Segundo os moradores locais, o problema da falta de mobilidade é agravado pelo facto de os vários serviços, como bancos, escolas, hospitais e unidades comerciais, estarem concentrados ao longo da única via de acesso.

Só uns poucos estão no interior das zonas urbanizadas, obrigando os residentes das áreas periféricas a caminharem longas distâncias para terem acesso a serviços básicos. 

Longe deste cenário está o Zango V, um dos poucos que ainda se apresenta de alguma forma preservado, apesar de lhe faltarem, também, alguns equipamentos e meios sociais.
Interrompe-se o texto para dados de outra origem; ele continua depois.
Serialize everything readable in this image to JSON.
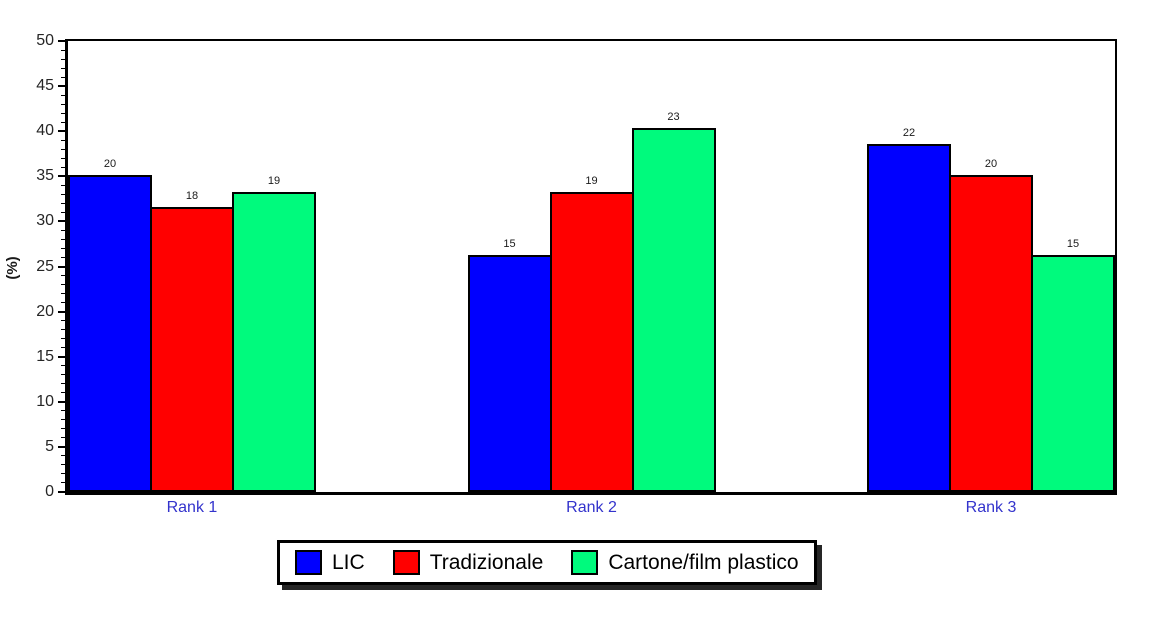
{
  "chart_data": {
    "type": "bar",
    "title": "",
    "xlabel": "",
    "ylabel": "(%)",
    "ylim": [
      0,
      50
    ],
    "y_major_ticks": [
      0,
      5,
      10,
      15,
      20,
      25,
      30,
      35,
      40,
      45,
      50
    ],
    "y_minor_tick_step": 1,
    "grid": false,
    "legend_position": "bottom",
    "categories": [
      "Rank 1",
      "Rank 2",
      "Rank 3"
    ],
    "series": [
      {
        "name": "LIC",
        "color": "#0000FF",
        "values": [
          35.1,
          26.3,
          38.6
        ],
        "bar_labels": [
          "20",
          "15",
          "22"
        ]
      },
      {
        "name": "Tradizionale",
        "color": "#FF0000",
        "values": [
          31.6,
          33.3,
          35.1
        ],
        "bar_labels": [
          "18",
          "19",
          "20"
        ]
      },
      {
        "name": "Cartone/film plastico",
        "color": "#00FA7D",
        "values": [
          33.3,
          40.4,
          26.3
        ],
        "bar_labels": [
          "19",
          "23",
          "15"
        ]
      }
    ]
  },
  "colors": {
    "category_label": "#3333CC",
    "axis_text": "#262626",
    "bar_border": "#000000",
    "plot_border": "#000000"
  }
}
Além de não sentir, com a mesma intensidade, os problemas de falta de água, energia eléctrica e saneamento básico, dispõe de equipamentos sociais, com realce para cinco jardim-de-infância, quatro escolas primárias e três secundárias, edifícios públicos e administrativos. 

Administração reconhece dificuldades

A propósito dos problemas existentes, o administrador municipal de Viana, Demétrio de Sapulveda, reconheceu que alguns ainda não foram sanados, como é o caso da ocupação ilegal de terrenos, promovida por organizações de “malfeitores”, que têm criado instabilidade no Zango.     

Fez saber que o seu pelouro trabalha com a Procuradoria-Geral da República (PGR), os tribunais, a Polícia Nacional e os munícipes, para acabar com as ocupações ilegais.

Em relação ao saneamento, reconheceu ser também uma preocupação das autoridades, lançando um alerta vermelho devido a uma vala a céu aberto e os incidentes registados.

Disse não haver ainda um horizonte temporal para satisfazer o pedido dos moradores do Zango, relativamente a cobrir a referida vala de drenagem, para acabar com os incidentes.                              

Demétrio de Sapulveda adiantou que a administração tem realizado trabalhos ao longo do canal, concretamente a limpeza e melhorias das bermas e travessias, bem como nos separadores, por forma a evitar eventuais acidentes.

O Zango é composto por uma miscelânea de habitantes oriundos de vários pontos da cidade de Luanda, designadamente Boavista, Chicala, Bairro Operário, Calemba, Morro da Samba, Sambizanga, Cazenga, Rangel e outras zonas de risco e/ou reservas do Executivo.  

Alguns tiveram a possibilidade de encontrar ruas largas, água potável e energia eléctrica, o que ainda é um sonho em alguns bairros, sobretudo nas chamadas casas evolutivas.

Apesar da aparente imagem de caos total, existem, no Zango, algumas mansões comparadas as dos “bairros nobres” de Luanda, como Alvalade, Talatona ou Benfica, o que alimenta, cada vez mais, a tese de um distrito urbano novo, cheio de oportunidades, mas ainda com assimetrias visíveis. 

Mesmo com as críticas que possam ser feitas, em relação às condições de vida de muitos moradores, o novo bairro continua a ter condições para ser um sítio melhor para se viver.